Apa yang dikatakan Suarez hanya sebagian kecil dari apa yang dilakukan Tabarez. Di samping melatih secara taktikal, Tabarez juga melatih skuat La Celeste secara mental. Layaknya seorang ayah, pelatih berusia 71 tahun tersebut selalu membekali para pemainnya dengan pelajaran-pelajaran tentang kehidupan seperti kesahajaan, kemandirian, semangat berjuang, dan sikap respek kepada satu sama lain.

Ini terlihat dari apa yang diperlakukannya kepada skuat Uruguay selama berada di Rusia. Dilaporkan oleh New York Times, tempat menginap yang dipakai Timnas Uruguay di Kota Nizhny Novgorod, sangatlah sederhana. Saking sederhananya, tempat itu bahkan lebih menyerupai asrama sekolah alih-alih hotel mewah.

Di tempat itu, para pemain Uruguay juga diharuskan mencuci sendiri piring-piring yang mereka gunakan untuk makan, mencuci sendiri sepatu mereka, hingga membawa sendiri peralatan mereka ke tempat latihan. Tabarez ikut melakukan semua itu. Ia tak ingin menjadi seseorang yang hanya bisa memerintah, tanpa memberi contoh konkretnya.

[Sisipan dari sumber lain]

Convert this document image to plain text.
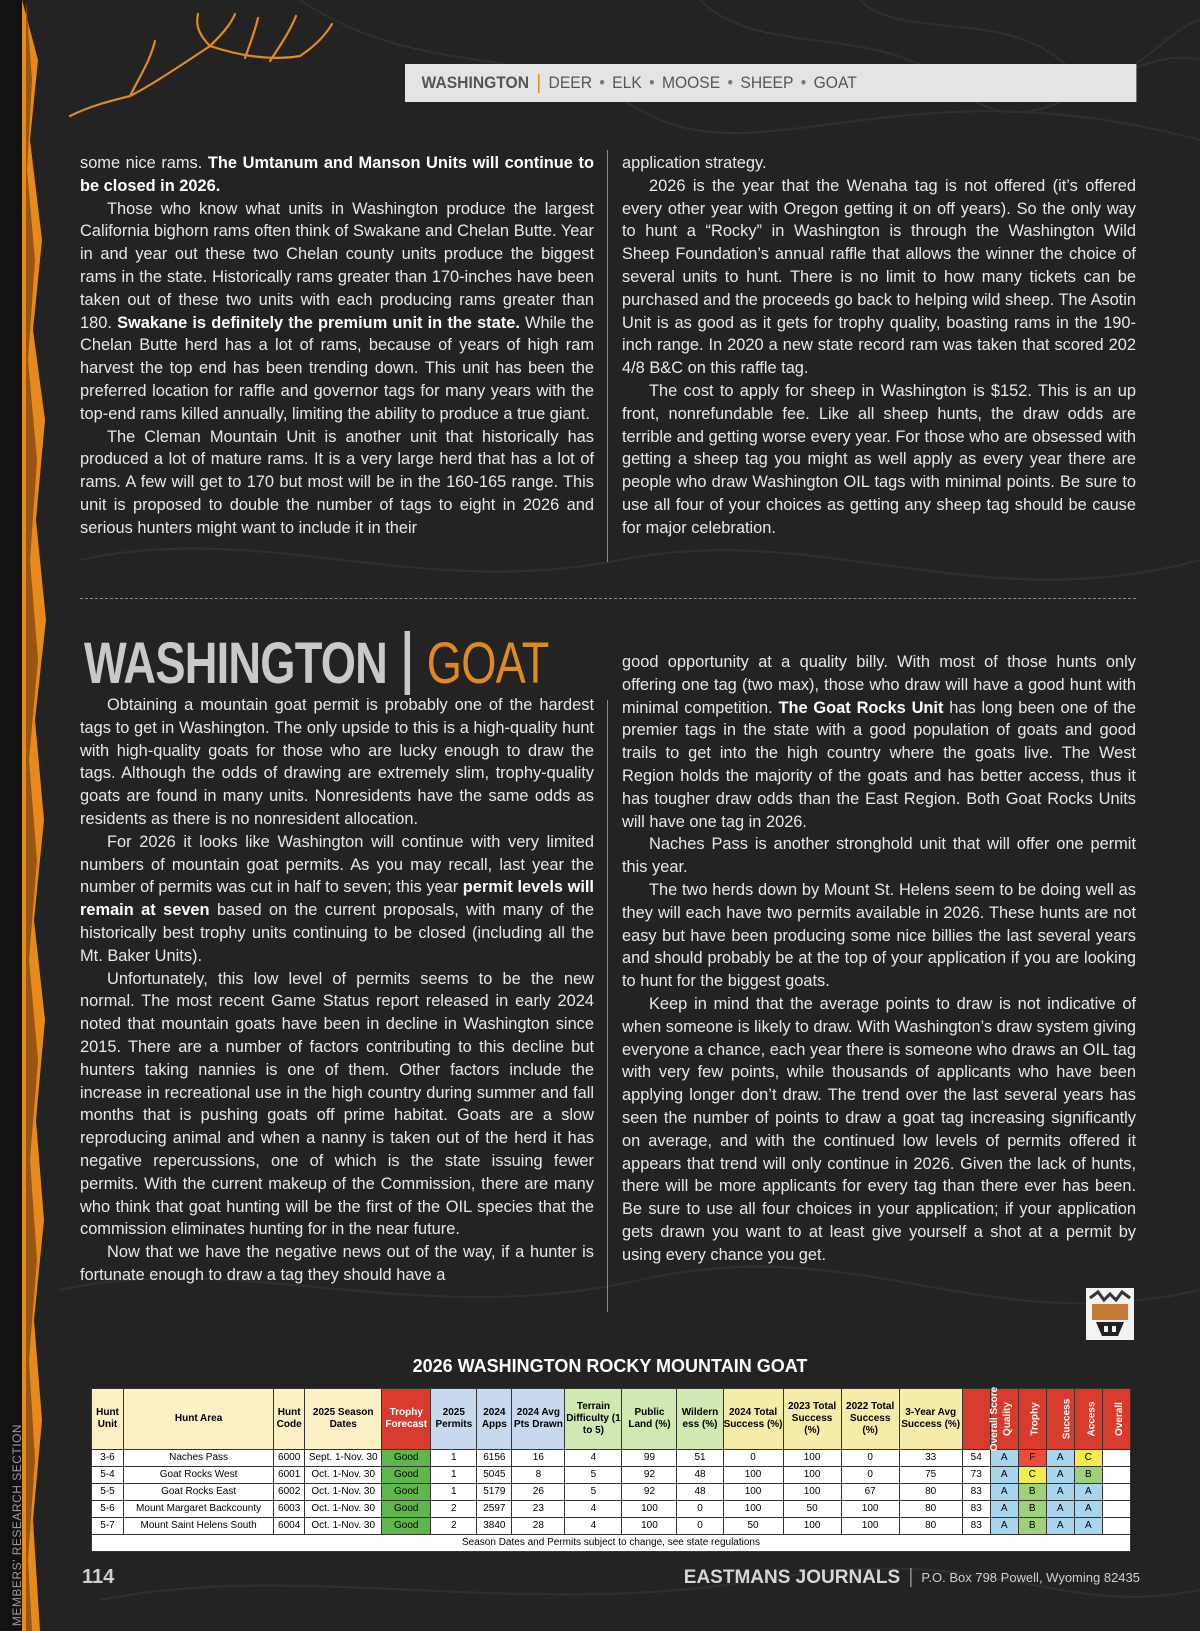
MEMBERS' RESEARCH SECTION
WASHINGTON | DEER • ELK • MOOSE • SHEEP • GOAT

some nice rams. The Umtanum and Manson Units will continue to be closed in 2026.

Those who know what units in Washington produce the largest California bighorn rams often think of Swakane and Chelan Butte. Year in and year out these two Chelan county units produce the biggest rams in the state. Historically rams greater than 170-inches have been taken out of these two units with each producing rams greater than 180. Swakane is definitely the premium unit in the state. While the Chelan Butte herd has a lot of rams, because of years of high ram harvest the top end has been trending down. This unit has been the preferred location for raffle and governor tags for many years with the top-end rams killed annually, limiting the ability to produce a true giant.

The Cleman Mountain Unit is another unit that historically has produced a lot of mature rams. It is a very large herd that has a lot of rams. A few will get to 170 but most will be in the 160-165 range. This unit is proposed to double the number of tags to eight in 2026 and serious hunters might want to include it in their

application strategy.

2026 is the year that the Wenaha tag is not offered (it’s offered every other year with Oregon getting it on off years). So the only way to hunt a “Rocky” in Washington is through the Washington Wild Sheep Foundation’s annual raffle that allows the winner the choice of several units to hunt. There is no limit to how many tickets can be purchased and the proceeds go back to helping wild sheep. The Asotin Unit is as good as it gets for trophy quality, boasting rams in the 190-inch range. In 2020 a new state record ram was taken that scored 202 4/8 B&C on this raffle tag.

The cost to apply for sheep in Washington is $152. This is an up front, nonrefundable fee. Like all sheep hunts, the draw odds are terrible and getting worse every year. For those who are obsessed with getting a sheep tag you might as well apply as every year there are people who draw Washington OIL tags with minimal points. Be sure to use all four of your choices as getting any sheep tag should be cause for major celebration.

WASHINGTON GOAT

Obtaining a mountain goat permit is probably one of the hardest tags to get in Washington. The only upside to this is a high-quality hunt with high-quality goats for those who are lucky enough to draw the tags. Although the odds of drawing are extremely slim, trophy-quality goats are found in many units. Nonresidents have the same odds as residents as there is no nonresident allocation.

For 2026 it looks like Washington will continue with very limited numbers of mountain goat permits. As you may recall, last year the number of permits was cut in half to seven; this year permit levels will remain at seven based on the current proposals, with many of the historically best trophy units continuing to be closed (including all the Mt. Baker Units).

Unfortunately, this low level of permits seems to be the new normal. The most recent Game Status report released in early 2024 noted that mountain goats have been in decline in Washington since 2015. There are a number of factors contributing to this decline but hunters taking nannies is one of them. Other factors include the increase in recreational use in the high country during summer and fall months that is pushing goats off prime habitat. Goats are a slow reproducing animal and when a nanny is taken out of the herd it has negative repercussions, one of which is the state issuing fewer permits. With the current makeup of the Commission, there are many who think that goat hunting will be the first of the OIL species that the commission eliminates hunting for in the near future.

Now that we have the negative news out of the way, if a hunter is fortunate enough to draw a tag they should have a

good opportunity at a quality billy. With most of those hunts only offering one tag (two max), those who draw will have a good hunt with minimal competition. The Goat Rocks Unit has long been one of the premier tags in the state with a good population of goats and good trails to get into the high country where the goats live. The West Region holds the majority of the goats and has better access, thus it has tougher draw odds than the East Region. Both Goat Rocks Units will have one tag in 2026.

Naches Pass is another stronghold unit that will offer one permit this year.

The two herds down by Mount St. Helens seem to be doing well as they will each have two permits available in 2026. These hunts are not easy but have been producing some nice billies the last several years and should probably be at the top of your application if you are looking to hunt for the biggest goats.

Keep in mind that the average points to draw is not indicative of when someone is likely to draw. With Washington’s draw system giving everyone a chance, each year there is someone who draws an OIL tag with very few points, while thousands of applicants who have been applying longer don’t draw. The trend over the last several years has seen the number of points to draw a goat tag increasing significantly on average, and with the continued low levels of permits offered it appears that trend will only continue in 2026. Given the lack of hunts, there will be more applicants for every tag than there ever has been. Be sure to use all four choices in your application; if your application gets drawn you want to at least give yourself a shot at a permit by using every chance you get.

2026 WASHINGTON ROCKY MOUNTAIN GOAT
Hunt Unit	Hunt Area	Hunt Code	2025 Season Dates	Trophy Forecast	2025 Permits	2024 Apps	2024 Avg Pts Drawn	Terrain Difficulty (1 to 5)	Public Land (%)	Wildern ess (%)	2024 Total Success (%)	2023 Total Success (%)	2022 Total Success (%)	3-Year Avg Success (%)	Overall Score	Quality	Trophy	Success	Access	Overall
3-6	Naches Pass	6000	Sept. 1-Nov. 30	Good	1	6156	16	4	99	51	0	100	0	33	54	A	F	A	C	
5-4	Goat Rocks West	6001	Oct. 1-Nov. 30	Good	1	5045	8	5	92	48	100	100	0	75	73	A	C	A	B	
5-5	Goat Rocks East	6002	Oct. 1-Nov. 30	Good	1	5179	26	5	92	48	100	100	67	80	83	A	B	A	A	
5-6	Mount Margaret Backcounty	6003	Oct. 1-Nov. 30	Good	2	2597	23	4	100	0	100	50	100	80	83	A	B	A	A	
5-7	Mount Saint Helens South	6004	Oct. 1-Nov. 30	Good	2	3840	28	4	100	0	50	100	100	80	83	A	B	A	A	
Season Dates and Permits subject to change, see state regulations																				
114	EASTMANS JOURNALS | P.O. Box 798 Powell, Wyoming 82435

“Seorang pemimpin kelompok harus bisa memastikan bahwa apa yang ia ucapkan sama halnya seperti yang ia lakukan,” ujar Tabarez. “Pemain sepakbola itu bisa merasakan ketika pelatihnya memerintah satu hal, tapi ia sendiri tidak melakukannya.”

Seiring dengan tempaan yang diberikan Tabarez, pelan-pelan sikap para pemain Uruguay pun berubah. Kini, setiap hendak memulai sesi konferensi pers misalnya, siapa pun yang mewakili tim pasti akan membukanya dengan menyapa para wartawan dengan mengucapkan, “Selamat pagi!” atau “Selamat siang!” Gestur yang menunjukkan kerendahan hati itu bisa mereka tunjukkan di sebuah kompetisi sepakbola terbesar, yang tentunya sarat dengan ego tinggi dari banyak pemain dan tim yang tengah bersaing.

Para pendukung Uruguay pun mengaku semakin merasakan kuatnya kebersamaan di dalam tim Uruguay saat ini. “Aku merasakan kebersamaan yang begitu kuat di dalam tim ini,” ujar salah seorang suporter Uruguay, Ignacio Dufort.

Minimnya ganjaran kartu yang didapatkan Uruguay sejauh ini adalah bukti bahwa para pemain La Celeste semakin mampu untuk lebih tenang dalam menjalani kompetisi. Tabarez yang memasuki 12 tahunnya dalam melatih, tampaknya ingin membuat timnya kali ini lebih kondusif dan harmonis. Menang atau kalah, ia pun selalu berpesan pada anak asuhnya agat selalu tetap rendah hati.

"Ketika kamu menang, maka nikmatilah dengan kerendahan hati. Ketika kamu kalah, kamu tak boleh sampai kehilangan harga diri." Kalimat itu konon diucapkan Tabarez setiap pertandingan akan berlangsung. Kalimat tersebut, tanpa disadari, menjadi energi bagi para pemain Uruguay di setiap laganya, yang hingga sejauh ini belum sekalipun menelan kekalahan bahkan melahap seluruh laga Piala Dunia 2018 dengan kemenangan.